In 2005, 11 years after varicella vaccination commenced in the United States, breakthrough cases in the two (high-coverage) active surveillance sites accounted for 57% (AV) and 64% (WP) of reported varicella cases. Between 1997 and 2005, among vaccinated children 1 to 14 years of age, varicella was usually mild and modified. Compared with unvaccinated cases, vaccinated cases were one-third as likely to report fever and had one-half the duration of illness, were one-quarter as likely to have ≥50 lesions, and were about one-half as likely to develop complications.

Breakthrough varicella is also less readily transmissible than varicella in unvaccinated persons. The rate of spread of wild-type VZV from children with breakthrough disease to their vaccinated household contacts was reported to be 12% during prelicensure vaccine trials (146). In a postlicensure study, the rate of transmission from breakthrough cases to unvaccinated contacts was 37.1% (26/70; relative risk [RR], 0.52; 95% confidence interval [CI], 0.38 to 0.71), which was one-half the rate of transmission from unvaccinated varicella cases (71.5% [1,071/1,499]; RR, 1.00) (124). However, among breakthrough cases with >50 skin lesions, the transmission rate was comparable to that for unvaccinated cases. Breakthrough cases with <50 skin lesions were only one-third as contagious as unvaccinated cases (124).

Data from recent report describing 1,671 cases of breakthrough varicella in children aged 1 to 14 years occurring between 1997 and 2005 at two active surveillance sites were similar to data from previous studies in that most disease in vaccinated persons was milder and that vaccine recipients were less susceptible in outbreaks than unvaccinated children (25). However, vaccine recipients 8 to 14 years of age had a 2-fold-greater risk of developing moderate breakthrough varicella than 1- to 7-year-old vaccine recipients, suggesting a waning of immunity following a single dose. In contrast, another study of vaccinated children found no evidence of waning immunity (139). In addition, the findings of the outbreak study (25) were based on epidemiological data from cases that were not laboratory confirmed. It is therefore likely that the observations reflect a combination of both waning immunity and primary vaccine failure.

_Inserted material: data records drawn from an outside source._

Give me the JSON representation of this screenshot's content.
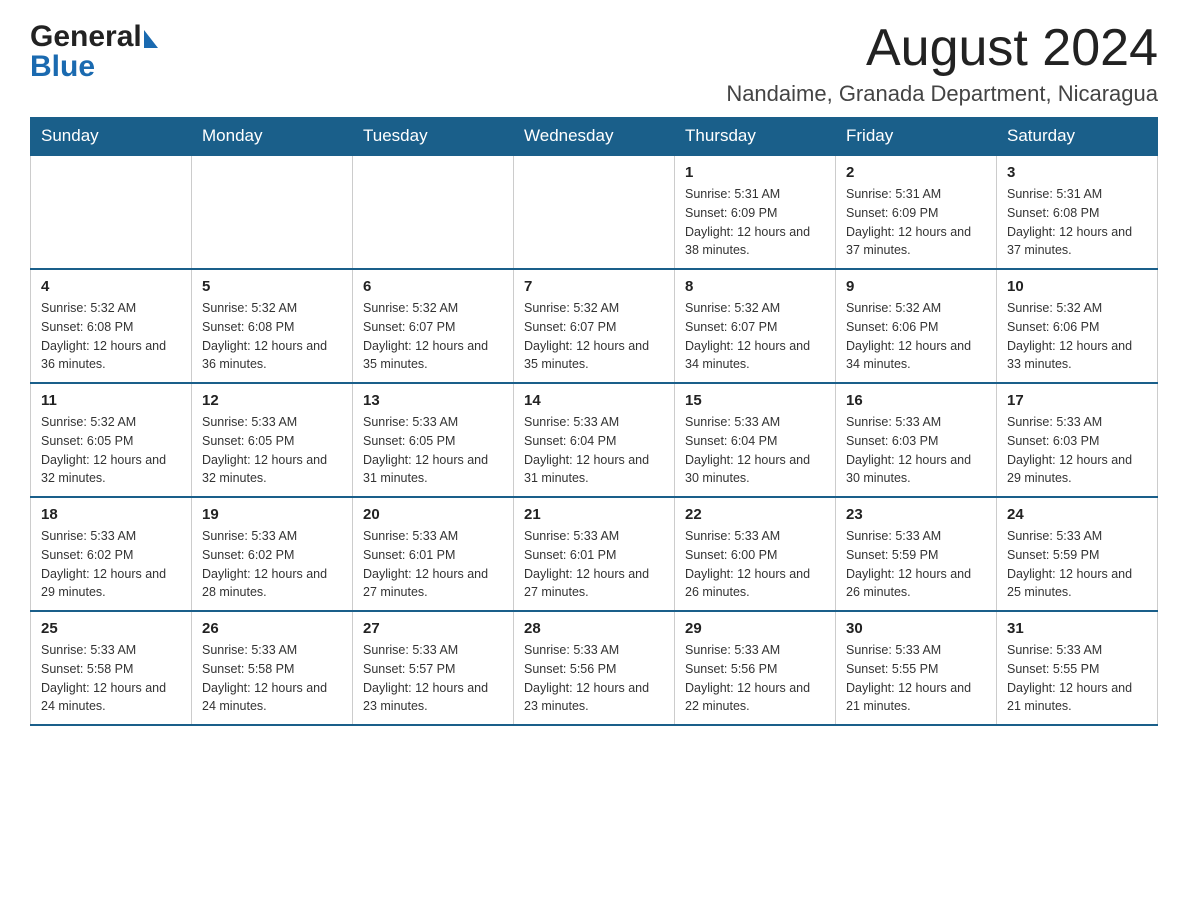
{
  "header": {
    "logo_general": "General",
    "logo_blue": "Blue",
    "month_year": "August 2024",
    "location": "Nandaime, Granada Department, Nicaragua"
  },
  "days_of_week": [
    "Sunday",
    "Monday",
    "Tuesday",
    "Wednesday",
    "Thursday",
    "Friday",
    "Saturday"
  ],
  "weeks": [
    {
      "days": [
        {
          "num": "",
          "info": ""
        },
        {
          "num": "",
          "info": ""
        },
        {
          "num": "",
          "info": ""
        },
        {
          "num": "",
          "info": ""
        },
        {
          "num": "1",
          "info": "Sunrise: 5:31 AM\nSunset: 6:09 PM\nDaylight: 12 hours and 38 minutes."
        },
        {
          "num": "2",
          "info": "Sunrise: 5:31 AM\nSunset: 6:09 PM\nDaylight: 12 hours and 37 minutes."
        },
        {
          "num": "3",
          "info": "Sunrise: 5:31 AM\nSunset: 6:08 PM\nDaylight: 12 hours and 37 minutes."
        }
      ]
    },
    {
      "days": [
        {
          "num": "4",
          "info": "Sunrise: 5:32 AM\nSunset: 6:08 PM\nDaylight: 12 hours and 36 minutes."
        },
        {
          "num": "5",
          "info": "Sunrise: 5:32 AM\nSunset: 6:08 PM\nDaylight: 12 hours and 36 minutes."
        },
        {
          "num": "6",
          "info": "Sunrise: 5:32 AM\nSunset: 6:07 PM\nDaylight: 12 hours and 35 minutes."
        },
        {
          "num": "7",
          "info": "Sunrise: 5:32 AM\nSunset: 6:07 PM\nDaylight: 12 hours and 35 minutes."
        },
        {
          "num": "8",
          "info": "Sunrise: 5:32 AM\nSunset: 6:07 PM\nDaylight: 12 hours and 34 minutes."
        },
        {
          "num": "9",
          "info": "Sunrise: 5:32 AM\nSunset: 6:06 PM\nDaylight: 12 hours and 34 minutes."
        },
        {
          "num": "10",
          "info": "Sunrise: 5:32 AM\nSunset: 6:06 PM\nDaylight: 12 hours and 33 minutes."
        }
      ]
    },
    {
      "days": [
        {
          "num": "11",
          "info": "Sunrise: 5:32 AM\nSunset: 6:05 PM\nDaylight: 12 hours and 32 minutes."
        },
        {
          "num": "12",
          "info": "Sunrise: 5:33 AM\nSunset: 6:05 PM\nDaylight: 12 hours and 32 minutes."
        },
        {
          "num": "13",
          "info": "Sunrise: 5:33 AM\nSunset: 6:05 PM\nDaylight: 12 hours and 31 minutes."
        },
        {
          "num": "14",
          "info": "Sunrise: 5:33 AM\nSunset: 6:04 PM\nDaylight: 12 hours and 31 minutes."
        },
        {
          "num": "15",
          "info": "Sunrise: 5:33 AM\nSunset: 6:04 PM\nDaylight: 12 hours and 30 minutes."
        },
        {
          "num": "16",
          "info": "Sunrise: 5:33 AM\nSunset: 6:03 PM\nDaylight: 12 hours and 30 minutes."
        },
        {
          "num": "17",
          "info": "Sunrise: 5:33 AM\nSunset: 6:03 PM\nDaylight: 12 hours and 29 minutes."
        }
      ]
    },
    {
      "days": [
        {
          "num": "18",
          "info": "Sunrise: 5:33 AM\nSunset: 6:02 PM\nDaylight: 12 hours and 29 minutes."
        },
        {
          "num": "19",
          "info": "Sunrise: 5:33 AM\nSunset: 6:02 PM\nDaylight: 12 hours and 28 minutes."
        },
        {
          "num": "20",
          "info": "Sunrise: 5:33 AM\nSunset: 6:01 PM\nDaylight: 12 hours and 27 minutes."
        },
        {
          "num": "21",
          "info": "Sunrise: 5:33 AM\nSunset: 6:01 PM\nDaylight: 12 hours and 27 minutes."
        },
        {
          "num": "22",
          "info": "Sunrise: 5:33 AM\nSunset: 6:00 PM\nDaylight: 12 hours and 26 minutes."
        },
        {
          "num": "23",
          "info": "Sunrise: 5:33 AM\nSunset: 5:59 PM\nDaylight: 12 hours and 26 minutes."
        },
        {
          "num": "24",
          "info": "Sunrise: 5:33 AM\nSunset: 5:59 PM\nDaylight: 12 hours and 25 minutes."
        }
      ]
    },
    {
      "days": [
        {
          "num": "25",
          "info": "Sunrise: 5:33 AM\nSunset: 5:58 PM\nDaylight: 12 hours and 24 minutes."
        },
        {
          "num": "26",
          "info": "Sunrise: 5:33 AM\nSunset: 5:58 PM\nDaylight: 12 hours and 24 minutes."
        },
        {
          "num": "27",
          "info": "Sunrise: 5:33 AM\nSunset: 5:57 PM\nDaylight: 12 hours and 23 minutes."
        },
        {
          "num": "28",
          "info": "Sunrise: 5:33 AM\nSunset: 5:56 PM\nDaylight: 12 hours and 23 minutes."
        },
        {
          "num": "29",
          "info": "Sunrise: 5:33 AM\nSunset: 5:56 PM\nDaylight: 12 hours and 22 minutes."
        },
        {
          "num": "30",
          "info": "Sunrise: 5:33 AM\nSunset: 5:55 PM\nDaylight: 12 hours and 21 minutes."
        },
        {
          "num": "31",
          "info": "Sunrise: 5:33 AM\nSunset: 5:55 PM\nDaylight: 12 hours and 21 minutes."
        }
      ]
    }
  ]
}
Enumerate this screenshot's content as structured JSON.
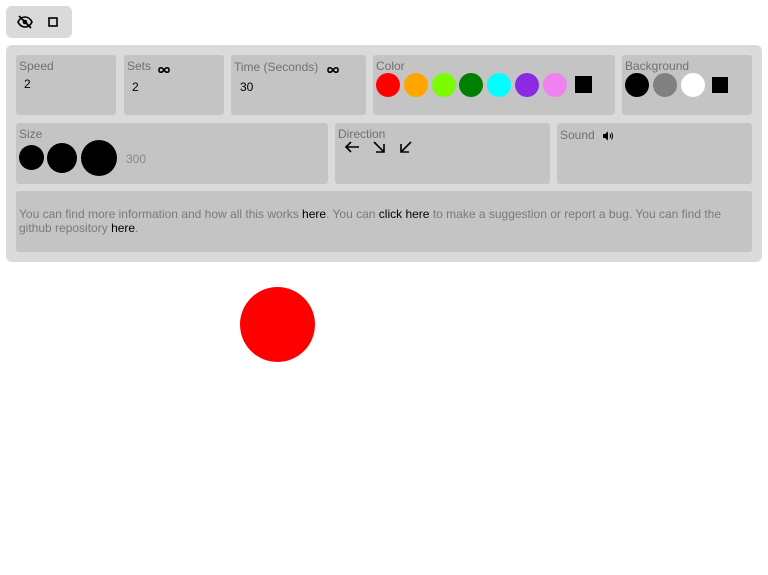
{
  "toolbar": {
    "hide_icon": "eye-off-icon",
    "fullscreen_icon": "square-icon"
  },
  "speed": {
    "label": "Speed",
    "value": "2"
  },
  "sets": {
    "label": "Sets",
    "value": "2",
    "icon": "infinity-icon"
  },
  "time": {
    "label": "Time (Seconds)",
    "value": "30",
    "icon": "infinity-icon"
  },
  "color": {
    "label": "Color",
    "swatches": [
      "#ff0000",
      "#ffa500",
      "#7cfc00",
      "#008000",
      "#00ffff",
      "#8a2be2",
      "#ee82ee"
    ],
    "custom_icon": "square-icon"
  },
  "background": {
    "label": "Background",
    "swatches": [
      "#000000",
      "#808080",
      "#ffffff"
    ],
    "custom_icon": "square-icon"
  },
  "size": {
    "label": "Size",
    "value": "300"
  },
  "direction": {
    "label": "Direction",
    "arrows": [
      "←",
      "↘",
      "↙"
    ]
  },
  "sound": {
    "label": "Sound",
    "icon": "volume-icon"
  },
  "info": {
    "text1": "You can find more information and how all this works ",
    "link1": "here",
    "text2": ". You can ",
    "link2": "click here",
    "text3": " to make a suggestion or report a bug. You can find the github repository ",
    "link3": "here",
    "text4": "."
  },
  "ball": {
    "color": "#ff0000"
  }
}
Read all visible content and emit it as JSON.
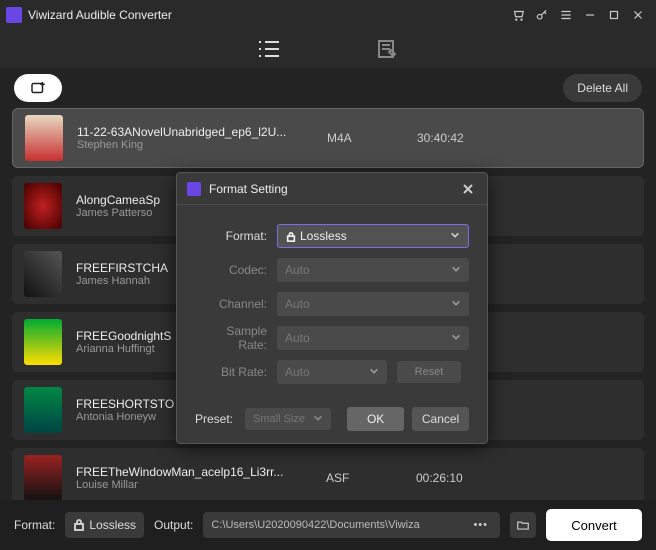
{
  "titlebar": {
    "title": "Viwizard Audible Converter"
  },
  "actions": {
    "delete_all": "Delete All"
  },
  "list": {
    "items": [
      {
        "title": "11-22-63ANovelUnabridged_ep6_l2U...",
        "author": "Stephen King",
        "fmt": "M4A",
        "dur": "30:40:42"
      },
      {
        "title": "AlongCameaSp",
        "author": "James Patterso",
        "fmt": "",
        "dur": ""
      },
      {
        "title": "FREEFIRSTCHA",
        "author": "James Hannah",
        "fmt": "",
        "dur": ""
      },
      {
        "title": "FREEGoodnightS",
        "author": "Arianna Huffingt",
        "fmt": "",
        "dur": ""
      },
      {
        "title": "FREESHORTSTO",
        "author": "Antonia Honeyw",
        "fmt": "",
        "dur": ""
      },
      {
        "title": "FREETheWindowMan_acelp16_Li3rr...",
        "author": "Louise Millar",
        "fmt": "ASF",
        "dur": "00:26:10"
      }
    ]
  },
  "footer": {
    "format_label": "Format:",
    "format_value": "Lossless",
    "output_label": "Output:",
    "output_path": "C:\\Users\\U2020090422\\Documents\\Viwiza",
    "convert": "Convert"
  },
  "modal": {
    "title": "Format Setting",
    "format_label": "Format:",
    "format_value": "Lossless",
    "codec_label": "Codec:",
    "codec_value": "Auto",
    "channel_label": "Channel:",
    "channel_value": "Auto",
    "samplerate_label": "Sample Rate:",
    "samplerate_value": "Auto",
    "bitrate_label": "Bit Rate:",
    "bitrate_value": "Auto",
    "reset": "Reset",
    "preset_label": "Preset:",
    "preset_value": "Small Size",
    "ok": "OK",
    "cancel": "Cancel"
  }
}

The observation of relatively high rates of susceptibility to breakthrough varicella (typically 20%) coupled with the observation that even very mild disease was capable of being transmitted provided two of the strongest arguments for a 2-dose schedule for children.

Varicella Vaccination and Herpes Zoster

Hope-Simpson first hypothesized that immunity to VZV may be maintained by the periodic internal reactivation of VZV, external boosting of immunity through exposures to varicella or HZ, or both (60). A number of studies have examined the impact of contacts with varicella cases or exposure to children, a proxy to varicella exposure, on the risk of herpes zoster. Two studies from England reported that exposure to varicella or to children reduces the risk of herpes zoster (12, 136). In a case-control study, the risk of zoster among those exposed to 5 or more varicella cases was 0.29 (95% CI, 0.10 to 0.84) compared to that among those without exposure to varicella cases (136). Another study found that living with children was associated with a lower risk of zoster, 0.75 (95% CI, 0.63 to 0.89) (12). The above-described findings were also reported for studies of children with leukemia who experienced a lower risk of zoster after household exposure to varicella than those without such exposure (46). On the other hand, in many studies, women were reported to have a higher incidence of herpes zoster than men (39, 60, 62, 101, 104, 136) despite the fact that women are more likely to have had exposure to young children with varicella. As such, the relationship between the frequency of reexposure to varicella and relative susceptibility to herpes zoster is not entirely clear.

Two studies utilizing mathematical models predicted that if exposure to varicella is important in maintaining immunity to zoster, the zoster incidence will increase in the short to medium term (over 10 to 40 years and up to 70 years) as a result of the implementation of a varicella vaccination program; however, those studies also predicted a lower incidence in the long term assuming that vaccine recipients have a lower risk of developing zoster than those with a history of varicella (13, 49). One study estimated that boosting due to exposure to varicella could last up to an average of 20 years (95% CI, 7 to 41 years) (13).

Assessment of the impact of the varicella vaccination program on the incidence of zoster is challenging for several reasons: a lack of robust baseline data for the prevaccine time period for comparison purposes; the use of different methods for ascertaining cases, making comparisons difficult; and the complexity of teasing out the impact of other risk factors that may affect herpes zoster, particularly immunocompromising medical conditions and medications. This issue will be further complicated by the recommendation to vaccinate persons aged 60 years and older for herpes zoster (59). Achievement of moderate to high levels (40 to 60%) of zoster vaccine coverage would be expected to reduce zoster incidence by 20 to 30%, which would likely mask the effect due to reduced rates of reexposure. The impact will be even greater if the recommendation is extended to persons 50 years old and older, as expected. Several studies have documented increases in the incidence of zoster that started before use of varicella vaccine, as early as the period between 1945 and 1959 in the United States (111); HZ incidence rates increased from 1.12 per 1,000 person-years during 1945 to 1949 to 1.50 per 1,000 person-years during 1955 to 1959. Another study reported that between 1990 and 1992, the annual HZ incidence rate was 2.87 per 1,000 person-years (34), more than double the rate (1.31 per 1,000 person-years) reported previously (111). The extent to which periodic reactivation of VZV may substitute for lower rates of exogenous VZV reexposure has not yet been explored.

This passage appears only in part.